Microprocessors made of a different semiconductor
Source: “Beyond CMOS: Logic Suitability of In0.7Ga0.3As HEMT”
D. H. Kim and J. A. del Alamo
Paper presented at the International Conference on Compound Semiconductor Manufacturing Technology, April 24-27, 2006, Vancouver, British Columbia
Results: MIT researchers have made a transistor out of a nonsilicon semiconductor that, in early stages of development, provides speed and performance similar to those of state-of-the-art silicon transistors while consuming less power.
Why it matters: The properties of compound semiconductors such as indium gallium arsenide or indium antimonide make them attractive alternatives to silicon. Electrons move through compound semiconductors as much as 50 times faster than they do through silicon; compound-semiconductor transistors thus operate at a lower voltage, consume less power, and produce less heat that can damage a chip.
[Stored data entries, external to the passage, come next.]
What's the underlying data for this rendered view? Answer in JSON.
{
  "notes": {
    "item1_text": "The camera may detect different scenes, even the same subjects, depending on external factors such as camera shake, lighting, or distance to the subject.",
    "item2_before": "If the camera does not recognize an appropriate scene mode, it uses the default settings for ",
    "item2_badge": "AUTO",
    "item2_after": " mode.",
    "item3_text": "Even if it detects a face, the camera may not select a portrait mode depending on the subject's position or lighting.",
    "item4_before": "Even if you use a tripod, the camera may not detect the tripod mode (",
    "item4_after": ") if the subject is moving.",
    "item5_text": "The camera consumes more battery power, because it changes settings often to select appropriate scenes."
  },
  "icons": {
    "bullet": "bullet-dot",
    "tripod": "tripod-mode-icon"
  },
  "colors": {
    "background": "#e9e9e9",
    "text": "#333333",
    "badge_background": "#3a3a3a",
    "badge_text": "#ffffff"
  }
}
The excellent optical properties of compound semiconductors could offer another advantage. Since compound semiconductors easily produce light, photons could potentially zip data between transistors without copper wires.
Methods: The researchers used a common deposition process to build up layers of indium gallium arsenide and of the insulating material indium aluminum arsenide – the “gate dielectric” that prevents electron leakage between the transistor and its “gate,” which turns it on and off. They then used an electron beam to carve out the gate. Finally, the researchers added the metal contacts – made of nickel, germanium, and gold – that are used to put electrons in and take them out of the transistor.
Next Steps: With silicon transistors, the gate dielectric, which is made of an insulator called silicon dioxide, grows on top of the silicon when it is exposed to oxygen. Compound semiconductors, however, have poor interfaces with their oxides. The researchers are conducting tests to determine which gate dielectric material will optimize the performance of their transistors.
Quantum Key Extended
Technique keeps information private over greater distances
Source: “Experimental Quantum Key Distribution with Decoy States”
Yi Zhao et al.
Physical Review Letters 96: 070502
Results: Researchers at the University of Toronto have dramatically increased the distance that a quantum key – photons that represent bits of data for encoding and decoding secret communications – can travel by modifying a commercial quantum encryption system.
Why it matters: Quantum encryption is, in theory, a perfectly secure method for communications. Perfect security would require sending an encryption key on the backs of polarized photons, which would be transmitted – either via fiber optics or through the air – one at a time. The peculiar laws of quantum mechanics dictate that, if an eavesdropper picked off just one of these photons, the entire transmission would be altered, prompting the sender to transmit another key along a more secure path.
Unfortunately, no single-photon emitter actually exists. So scientists use the next best thing: strong filters that can winnow a laser pulse down to approximately one photon. Long-distance transmissions, however, require laser pulses of particularly high intensity, which increases the proba-bility that two photons per pulse will slip past the filter. If two identically polarized photons are sent at once, an eavesdropper can pick off one of them without disturbing the other.
Hoi-Kwong Lo and his group used the duplicate photons to their advantage. They purposely generated extra photons that contained no information about the key by passing a laser beam through a weak filter instead of a strong one. An eavesdropper wouldn’t know which photons held the key and which were decoys.
Methods: The researchers modified a commercial quantum encryption system by adding a modulator that adjusts the intensity of both decoy and key-carrying laser pulses. The filter allows the person who sends the key to randomly blend both types of pulses into the transmission.
Next Steps: On their first pass, the researchers were able to transmit a blended light signal over 60 kilometers of telecommunication fibers. With some slight modifications, the scientists say, their quantum decoy system will be able to securely send key-carrying photons 120 kilometers, a range comparable to that of commercial systems with less-rigorous security.